À spécialité équivalente, le freelance gagne plus à partir de 3 à 5 ans d'expérience et un TJM stabilisé. Un consultant marketing confirmé à 500 € HT/jour sur 160 jours facturés génère environ 56 000 € net annuel avant IR, contre 28 000 à 32 000 € net pour un CDI à 45 000 € brut. Mais les 12 premiers mois en freelance sont souvent moins rentables que le CDI quitté, selon les données Malt Baromètre 2026.
Quelles charges paye un freelance marketing en France en 2026 ?
Sous statut BNC (profession libérale), un freelance paie environ 25,6 % de cotisations sociales sur son chiffre d'affaires, selon l'URSSAF. En ajoutant la mutuelle santé (80 à 200 € par mois), la CFE et la comptabilité, le total de charges réelles représente 30 à 35 % du CA. Un TJM de 500 € sur 160 jours facturés se traduit par environ 4 700 € net par mois avant impôt.
Est-ce qu'un freelance marketing peut revenir en CDI ?
Oui, et c'est fréquent. Selon le baromètre Malt-BCG, 84 % des freelances ne veulent pas revenir au salariat, mais 25 % y pensent.
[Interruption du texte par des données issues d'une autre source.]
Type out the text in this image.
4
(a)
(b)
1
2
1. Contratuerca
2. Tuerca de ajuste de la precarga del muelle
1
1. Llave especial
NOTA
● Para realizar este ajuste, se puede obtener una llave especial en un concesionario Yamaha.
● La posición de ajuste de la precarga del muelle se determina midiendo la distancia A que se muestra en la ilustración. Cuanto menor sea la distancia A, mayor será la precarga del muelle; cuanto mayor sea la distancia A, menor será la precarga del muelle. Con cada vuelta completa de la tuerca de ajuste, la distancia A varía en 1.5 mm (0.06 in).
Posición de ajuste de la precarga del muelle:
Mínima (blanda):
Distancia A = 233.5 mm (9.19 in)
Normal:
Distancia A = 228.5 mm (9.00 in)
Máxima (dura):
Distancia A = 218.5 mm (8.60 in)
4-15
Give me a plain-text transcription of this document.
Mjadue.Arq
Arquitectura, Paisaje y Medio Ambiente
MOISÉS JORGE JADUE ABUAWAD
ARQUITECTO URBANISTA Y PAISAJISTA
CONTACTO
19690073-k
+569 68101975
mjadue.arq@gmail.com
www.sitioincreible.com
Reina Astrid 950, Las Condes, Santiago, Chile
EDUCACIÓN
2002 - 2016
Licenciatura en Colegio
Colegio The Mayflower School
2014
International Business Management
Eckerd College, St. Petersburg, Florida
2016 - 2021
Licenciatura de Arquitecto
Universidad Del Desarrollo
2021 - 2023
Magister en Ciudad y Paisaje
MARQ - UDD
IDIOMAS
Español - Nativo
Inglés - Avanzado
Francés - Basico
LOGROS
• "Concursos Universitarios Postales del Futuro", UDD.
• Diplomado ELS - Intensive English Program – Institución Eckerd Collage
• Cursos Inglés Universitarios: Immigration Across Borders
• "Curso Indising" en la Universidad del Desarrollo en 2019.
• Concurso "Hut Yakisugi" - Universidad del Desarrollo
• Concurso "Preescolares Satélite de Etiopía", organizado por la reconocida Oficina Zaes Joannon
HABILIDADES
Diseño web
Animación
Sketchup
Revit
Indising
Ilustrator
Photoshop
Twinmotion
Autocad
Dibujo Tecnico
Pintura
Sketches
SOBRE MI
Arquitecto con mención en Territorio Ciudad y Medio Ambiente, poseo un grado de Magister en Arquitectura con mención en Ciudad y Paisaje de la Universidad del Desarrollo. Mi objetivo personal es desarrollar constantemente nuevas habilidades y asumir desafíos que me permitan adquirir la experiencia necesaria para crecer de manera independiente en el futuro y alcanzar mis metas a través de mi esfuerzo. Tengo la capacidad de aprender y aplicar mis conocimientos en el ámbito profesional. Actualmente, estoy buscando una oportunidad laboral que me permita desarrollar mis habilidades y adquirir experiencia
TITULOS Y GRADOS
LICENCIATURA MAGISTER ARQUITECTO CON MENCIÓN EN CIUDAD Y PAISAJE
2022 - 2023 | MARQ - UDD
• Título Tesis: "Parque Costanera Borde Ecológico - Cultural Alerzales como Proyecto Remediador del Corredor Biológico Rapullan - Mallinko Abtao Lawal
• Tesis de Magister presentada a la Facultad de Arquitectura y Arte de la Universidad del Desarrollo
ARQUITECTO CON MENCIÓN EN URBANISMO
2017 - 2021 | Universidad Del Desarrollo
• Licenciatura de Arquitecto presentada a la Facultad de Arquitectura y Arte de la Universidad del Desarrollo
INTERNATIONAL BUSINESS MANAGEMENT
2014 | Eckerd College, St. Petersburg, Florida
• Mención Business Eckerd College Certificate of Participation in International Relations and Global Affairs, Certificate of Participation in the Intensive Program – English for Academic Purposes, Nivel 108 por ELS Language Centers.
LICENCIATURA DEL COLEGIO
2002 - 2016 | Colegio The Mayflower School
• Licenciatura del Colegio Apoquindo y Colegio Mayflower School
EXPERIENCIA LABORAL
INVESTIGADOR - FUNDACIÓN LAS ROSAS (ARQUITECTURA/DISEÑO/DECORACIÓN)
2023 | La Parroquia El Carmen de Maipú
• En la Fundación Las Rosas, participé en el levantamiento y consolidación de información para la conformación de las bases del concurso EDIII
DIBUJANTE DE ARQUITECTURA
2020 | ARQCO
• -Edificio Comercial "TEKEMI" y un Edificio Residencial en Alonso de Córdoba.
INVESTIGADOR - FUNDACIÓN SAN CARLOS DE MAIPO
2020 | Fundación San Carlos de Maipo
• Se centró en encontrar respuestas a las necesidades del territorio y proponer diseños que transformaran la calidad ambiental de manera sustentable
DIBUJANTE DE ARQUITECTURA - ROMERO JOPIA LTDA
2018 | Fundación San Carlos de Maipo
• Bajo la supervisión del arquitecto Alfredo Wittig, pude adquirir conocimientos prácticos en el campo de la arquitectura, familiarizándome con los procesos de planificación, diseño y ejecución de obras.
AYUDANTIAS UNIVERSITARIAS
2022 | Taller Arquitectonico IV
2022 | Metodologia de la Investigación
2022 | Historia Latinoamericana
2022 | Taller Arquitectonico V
En pratique, un parcours freelance solide est un atout pour décrocher un CDI senior : il prouve la polyvalence, l'autonomie et une expertise pointue qu'un parcours salarié linéaire ne montrerait pas aussi bien.
Qu'est-ce qu'un CMO fractional et combien gagne-t-il ?
Un CMO fractional est un directeur marketing externalisé qui travaille pour plusieurs entreprises à temps partiel, généralement un à deux jours par semaine par client. Les tarifs vont de 2 000 à 8 000 € par mois selon l'expérience et le périmètre de mission, d'après les données 2025-2026 d'UnlockM. 72 % des scale-ups B2B entre 5 et 30 millions d'euros de CA ont eu recours ou envisagent ce profil, ce qui en fait le segment marketing externe qui monte le plus vite en France.